/kaggle-spaceship-titanic

Kaggle's data science problem to predict whether a passenger was transported to an alternate dimension during the Spaceship Titanic's collision with the spacetime anomaly.

Primary LanguageJupyter Notebook

Kaggle's Spaceship Titanic

This repo contains notebooks I used in Kaggle's Spaceship Titanic: Predict which passengers are transported to an alternate dimension.

Dataset Description


In this competition your task is to predict whether a passenger was transported to an alternate dimension during the Spaceship Titanic's collision with the spacetime anomaly. To help you make these predictions, you're given a set of personal records recovered from the ship's damaged computer system.

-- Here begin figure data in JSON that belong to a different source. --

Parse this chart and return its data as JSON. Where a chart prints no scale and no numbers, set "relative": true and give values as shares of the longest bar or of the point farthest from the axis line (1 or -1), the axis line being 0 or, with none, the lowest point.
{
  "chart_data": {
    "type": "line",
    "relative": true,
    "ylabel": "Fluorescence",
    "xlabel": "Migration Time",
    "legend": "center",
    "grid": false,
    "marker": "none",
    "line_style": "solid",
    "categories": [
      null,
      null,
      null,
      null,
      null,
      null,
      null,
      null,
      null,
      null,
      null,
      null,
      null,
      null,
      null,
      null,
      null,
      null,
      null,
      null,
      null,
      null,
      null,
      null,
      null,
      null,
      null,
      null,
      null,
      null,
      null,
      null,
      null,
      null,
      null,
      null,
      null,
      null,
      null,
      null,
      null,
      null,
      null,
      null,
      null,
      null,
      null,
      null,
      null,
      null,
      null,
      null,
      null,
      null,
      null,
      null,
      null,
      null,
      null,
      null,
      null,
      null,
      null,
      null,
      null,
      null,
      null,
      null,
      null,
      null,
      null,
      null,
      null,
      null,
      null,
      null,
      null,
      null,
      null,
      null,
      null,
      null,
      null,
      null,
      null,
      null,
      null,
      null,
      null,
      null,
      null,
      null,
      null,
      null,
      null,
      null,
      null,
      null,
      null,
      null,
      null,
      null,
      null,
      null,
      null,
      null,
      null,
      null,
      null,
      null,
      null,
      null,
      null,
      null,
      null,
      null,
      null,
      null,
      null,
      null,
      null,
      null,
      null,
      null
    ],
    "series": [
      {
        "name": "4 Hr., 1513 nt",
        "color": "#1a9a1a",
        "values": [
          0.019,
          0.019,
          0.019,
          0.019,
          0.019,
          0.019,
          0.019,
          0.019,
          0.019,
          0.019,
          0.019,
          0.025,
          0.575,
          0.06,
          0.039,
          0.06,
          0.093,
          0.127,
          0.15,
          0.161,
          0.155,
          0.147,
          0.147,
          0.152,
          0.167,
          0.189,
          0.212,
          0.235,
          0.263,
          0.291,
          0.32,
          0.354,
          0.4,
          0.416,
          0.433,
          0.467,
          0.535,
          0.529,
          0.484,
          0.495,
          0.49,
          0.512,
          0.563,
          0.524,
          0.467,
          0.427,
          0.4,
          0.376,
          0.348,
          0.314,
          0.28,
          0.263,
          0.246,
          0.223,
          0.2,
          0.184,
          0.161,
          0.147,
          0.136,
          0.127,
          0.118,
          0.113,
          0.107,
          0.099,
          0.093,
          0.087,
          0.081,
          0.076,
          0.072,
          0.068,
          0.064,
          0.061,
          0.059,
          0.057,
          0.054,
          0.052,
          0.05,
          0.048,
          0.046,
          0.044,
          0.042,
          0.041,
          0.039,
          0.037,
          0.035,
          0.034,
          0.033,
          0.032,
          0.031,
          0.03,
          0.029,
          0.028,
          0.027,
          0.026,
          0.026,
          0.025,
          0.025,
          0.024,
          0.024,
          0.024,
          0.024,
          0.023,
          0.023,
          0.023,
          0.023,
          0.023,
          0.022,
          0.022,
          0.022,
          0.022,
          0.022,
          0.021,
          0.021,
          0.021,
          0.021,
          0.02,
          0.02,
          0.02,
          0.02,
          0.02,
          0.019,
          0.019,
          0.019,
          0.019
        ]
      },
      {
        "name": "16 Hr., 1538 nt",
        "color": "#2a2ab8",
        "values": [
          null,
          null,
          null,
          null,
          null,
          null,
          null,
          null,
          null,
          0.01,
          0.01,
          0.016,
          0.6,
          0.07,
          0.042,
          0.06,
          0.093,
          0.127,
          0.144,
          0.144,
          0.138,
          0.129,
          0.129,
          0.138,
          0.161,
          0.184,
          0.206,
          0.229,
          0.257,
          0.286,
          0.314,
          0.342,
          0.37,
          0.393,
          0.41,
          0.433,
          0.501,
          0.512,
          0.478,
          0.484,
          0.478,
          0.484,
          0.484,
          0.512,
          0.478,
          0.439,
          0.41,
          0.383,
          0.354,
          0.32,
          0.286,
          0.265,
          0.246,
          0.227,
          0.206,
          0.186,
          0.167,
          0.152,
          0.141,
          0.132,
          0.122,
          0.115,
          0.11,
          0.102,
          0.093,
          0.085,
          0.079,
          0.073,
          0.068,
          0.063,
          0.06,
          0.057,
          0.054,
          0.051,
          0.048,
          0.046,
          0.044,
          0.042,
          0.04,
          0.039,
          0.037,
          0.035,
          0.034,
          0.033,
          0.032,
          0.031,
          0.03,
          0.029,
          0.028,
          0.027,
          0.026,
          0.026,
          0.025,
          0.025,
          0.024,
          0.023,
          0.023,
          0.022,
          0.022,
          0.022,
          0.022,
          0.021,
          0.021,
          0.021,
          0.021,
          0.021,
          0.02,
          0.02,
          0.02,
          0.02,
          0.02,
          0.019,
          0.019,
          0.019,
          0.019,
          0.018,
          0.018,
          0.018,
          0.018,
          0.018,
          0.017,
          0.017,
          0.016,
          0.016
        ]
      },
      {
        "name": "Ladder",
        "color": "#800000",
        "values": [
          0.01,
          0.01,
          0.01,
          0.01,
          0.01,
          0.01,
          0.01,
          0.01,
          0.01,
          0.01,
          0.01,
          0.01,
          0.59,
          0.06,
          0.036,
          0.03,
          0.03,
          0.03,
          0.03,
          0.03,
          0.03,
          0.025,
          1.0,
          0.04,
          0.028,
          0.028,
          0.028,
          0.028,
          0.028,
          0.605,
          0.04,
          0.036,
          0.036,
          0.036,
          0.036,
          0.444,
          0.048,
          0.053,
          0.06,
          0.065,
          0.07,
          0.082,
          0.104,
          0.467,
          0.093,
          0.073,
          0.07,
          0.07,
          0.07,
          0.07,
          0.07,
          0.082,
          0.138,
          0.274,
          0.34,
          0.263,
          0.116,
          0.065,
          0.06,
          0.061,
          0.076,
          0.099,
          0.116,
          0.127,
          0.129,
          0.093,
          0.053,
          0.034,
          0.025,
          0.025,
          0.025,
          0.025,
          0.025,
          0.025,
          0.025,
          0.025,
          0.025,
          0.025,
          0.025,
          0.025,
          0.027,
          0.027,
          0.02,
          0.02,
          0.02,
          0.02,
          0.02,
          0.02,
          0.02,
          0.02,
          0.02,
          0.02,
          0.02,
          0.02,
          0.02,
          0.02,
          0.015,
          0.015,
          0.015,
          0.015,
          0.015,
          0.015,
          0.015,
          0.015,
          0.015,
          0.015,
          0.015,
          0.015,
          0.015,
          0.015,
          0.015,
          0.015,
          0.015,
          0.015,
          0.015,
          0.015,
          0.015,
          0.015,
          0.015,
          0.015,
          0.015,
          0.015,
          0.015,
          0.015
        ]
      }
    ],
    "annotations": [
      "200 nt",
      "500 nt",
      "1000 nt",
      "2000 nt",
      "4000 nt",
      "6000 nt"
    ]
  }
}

File and Data Field Descriptions

================================

  • train.csv - Personal records for about two-thirds (~8700) of the passengers, to be used as training data.
    • PassengerId - A unique Id for each passenger. Each Id takes the form gggg_pp where gggg indicates a group the passenger is travelling with and pp is their number within the group. People in a group are often family members, but not always.
    • HomePlanet - The planet the passenger departed from, typically their planet of permanent residence.
    • CryoSleep - Indicates whether the passenger elected to be put into suspended animation for the duration of the voyage. Passengers in cryosleep are confined to their cabins.
    • Cabin - The cabin number where the passenger is staying. Takes the form deck/num/side, where side can be either P for Port or S for Starboard.
    • Destination - The planet the passenger will be debarking to.
    • Age - The age of the passenger.
    • VIP - Whether the passenger has paid for special VIP service during the voyage.
    • RoomService, FoodCourt, ShoppingMall, Spa, VRDeck - Amount the passenger has billed at each of the Spaceship Titanic's many luxury amenities.
    • Name - The first and last names of the passenger.
    • Transported - Whether the passenger was transported to another dimension. This is the target, the column you are trying to predict.
  • test.csv - Personal records for the remaining one-third (~4300) of the passengers, to be used as test data. Your task is to predict the value of Transported for the passengers in this set.
  • sample_submission.csv - A submission file in the correct format.
    • PassengerId - Id for each passenger in the test set.
    • Transported - The target. For each passenger, predict either True or False.